Se trata del triángulo de exposición y, en la línea de esta serie de entradas, vamos a simplificar al máximo la idea para que todos podamos comprenderla. Ya sabéis, la base tiene que ser bien firme para empezar a construir desde ahí.

Antes de seguir, ¿recordáis el esquema que habíamos usado en el artículo “Cómo funciona nuestra cámara de fotos”?

Lo importante aquí es saber que, por muy compleja que aparente ser nuestra máquina, su funcionamiento esencial puede explicarse reduciéndola a sólo 3 elementos de los que ya has oído hablar: diafragma, obturador y sensor (o película, aunque para mantener todo esto sencillo me referiré siempre al primero).

Muy brevemente:

  • El diafragma, el primero por la izquierda, es un orificio prácticamente circular de tamaño variable.
  • El obturador, en medio, se parece a una ventana con un par de cortinas. Este componente (que por defecto está cerrado) puede abrirse y permanecer abierto (durante un tiempo más o menos largo) para volver a cerrarse otra vez.
  • El sensor, a la derecha, es la superficie sobre la que impacta la luz después de pasar a través de los dos anteriores. Zu función es registrar la imagen fija y su sensibilidad puede ajustarse a voluntad.

En muchas cámaras modernas el obturador mecánico se sustituye por un obturador electrónico o ambos conviven. En ese caso -por ejemplo, en los teléfonos móviles- en lugar de abrir y cerrar un dispositivo mecánico, la exposición a la luz se produce por la activación del propio sensor durante un determinado tiempo. En cualquier caso, nos centraremos en el obturador mecánico porque resulta más visual pero los efectos serán los mismos.

A partir de este momento olvidamos la parte externa de la cámara y pensaremos sólo en esos tres elementos y en sus características más importantes y sus funciones.

El triángulo de exposición es la combinación de esos valores entre paréntesis para crear una imagen:

  • El tamaño del orificio del diafragma: aperturade diafragma.
  • El tiempo durante el que el obturador permanece abierto (o el sensor activado): tiempo de exposición.
  • La sensibilidad del sensor.

Al pulsar el disparador el diafragma se cierra hasta un determinado tamaño y el obturador se abre y mantiene abierto (o el sensor de activa) durante un tiempo preestablecido.
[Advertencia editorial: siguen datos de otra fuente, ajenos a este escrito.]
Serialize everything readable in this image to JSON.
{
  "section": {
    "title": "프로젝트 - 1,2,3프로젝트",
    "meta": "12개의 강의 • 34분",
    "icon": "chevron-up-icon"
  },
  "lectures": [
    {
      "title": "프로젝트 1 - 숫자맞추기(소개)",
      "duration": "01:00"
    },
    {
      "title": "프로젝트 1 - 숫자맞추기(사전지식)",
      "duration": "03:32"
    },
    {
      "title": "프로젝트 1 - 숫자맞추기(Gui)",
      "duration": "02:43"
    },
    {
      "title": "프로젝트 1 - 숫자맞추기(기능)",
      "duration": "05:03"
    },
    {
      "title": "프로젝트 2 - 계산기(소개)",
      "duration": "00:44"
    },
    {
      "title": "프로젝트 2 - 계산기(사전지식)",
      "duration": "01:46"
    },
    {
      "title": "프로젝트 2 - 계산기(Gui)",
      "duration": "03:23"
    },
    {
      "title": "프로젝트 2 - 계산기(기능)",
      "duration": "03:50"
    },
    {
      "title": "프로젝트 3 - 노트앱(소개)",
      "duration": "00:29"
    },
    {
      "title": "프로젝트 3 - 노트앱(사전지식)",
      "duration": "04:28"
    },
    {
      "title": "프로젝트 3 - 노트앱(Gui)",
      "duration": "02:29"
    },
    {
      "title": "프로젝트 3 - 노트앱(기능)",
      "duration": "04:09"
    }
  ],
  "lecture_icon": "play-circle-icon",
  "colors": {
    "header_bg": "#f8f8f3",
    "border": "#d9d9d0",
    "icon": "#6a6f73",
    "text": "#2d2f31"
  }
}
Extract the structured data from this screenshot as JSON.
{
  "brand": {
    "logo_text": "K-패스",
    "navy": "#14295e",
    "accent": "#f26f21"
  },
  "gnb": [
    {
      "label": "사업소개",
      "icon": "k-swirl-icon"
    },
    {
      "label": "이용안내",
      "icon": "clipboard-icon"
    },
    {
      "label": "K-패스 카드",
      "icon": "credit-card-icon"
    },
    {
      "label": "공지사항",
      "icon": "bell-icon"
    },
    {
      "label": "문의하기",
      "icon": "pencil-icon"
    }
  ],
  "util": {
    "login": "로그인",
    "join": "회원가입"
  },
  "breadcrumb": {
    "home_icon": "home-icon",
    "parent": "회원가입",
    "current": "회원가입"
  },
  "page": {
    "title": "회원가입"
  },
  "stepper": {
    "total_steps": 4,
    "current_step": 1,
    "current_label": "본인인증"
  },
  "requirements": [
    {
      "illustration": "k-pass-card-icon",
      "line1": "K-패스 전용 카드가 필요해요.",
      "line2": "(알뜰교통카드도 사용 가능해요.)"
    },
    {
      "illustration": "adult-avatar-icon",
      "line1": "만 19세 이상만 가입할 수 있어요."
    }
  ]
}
Tanto la apertura como el tiempo pueden ser elegidos por la cámara o por nosotros para permitir el paso de luz.

Esos dos factores condicionan el tamaño del paquete de luz que impacta sobre el sensor (cuanto mayor apertura y mayor tiempo mayor cantidad de luz, y viceversa).

Por su parte, la sensibilidad del sensor establece cuánta luz hace falta para registrar una fotografía correctamente expuesta. Si el paquete de luz que llega al sensor es demasiado grande para su sensibilidad la imagen resultante está sobreexpuesta (el sensor recibe más luz de la que necesita).

Si el paquete de luz es demasiado pequeño con respecto a la sensibilidad la imagen aparece subexpuesta. En la entrada anterior explicábamos en qué consiste exactamente una foto bien expuesta.

El triángulo de exposición no es otra cosa que la combinación de tres factores que tienen que equilibrarse para que la exposición de nuestras imágenes sea correcta. A partir de aquí toca profundizar en cada uno de sus vértices por separado…

Próxima parada: la apertura del diafragma y cómo puede cambiar el aspecto de las fotos.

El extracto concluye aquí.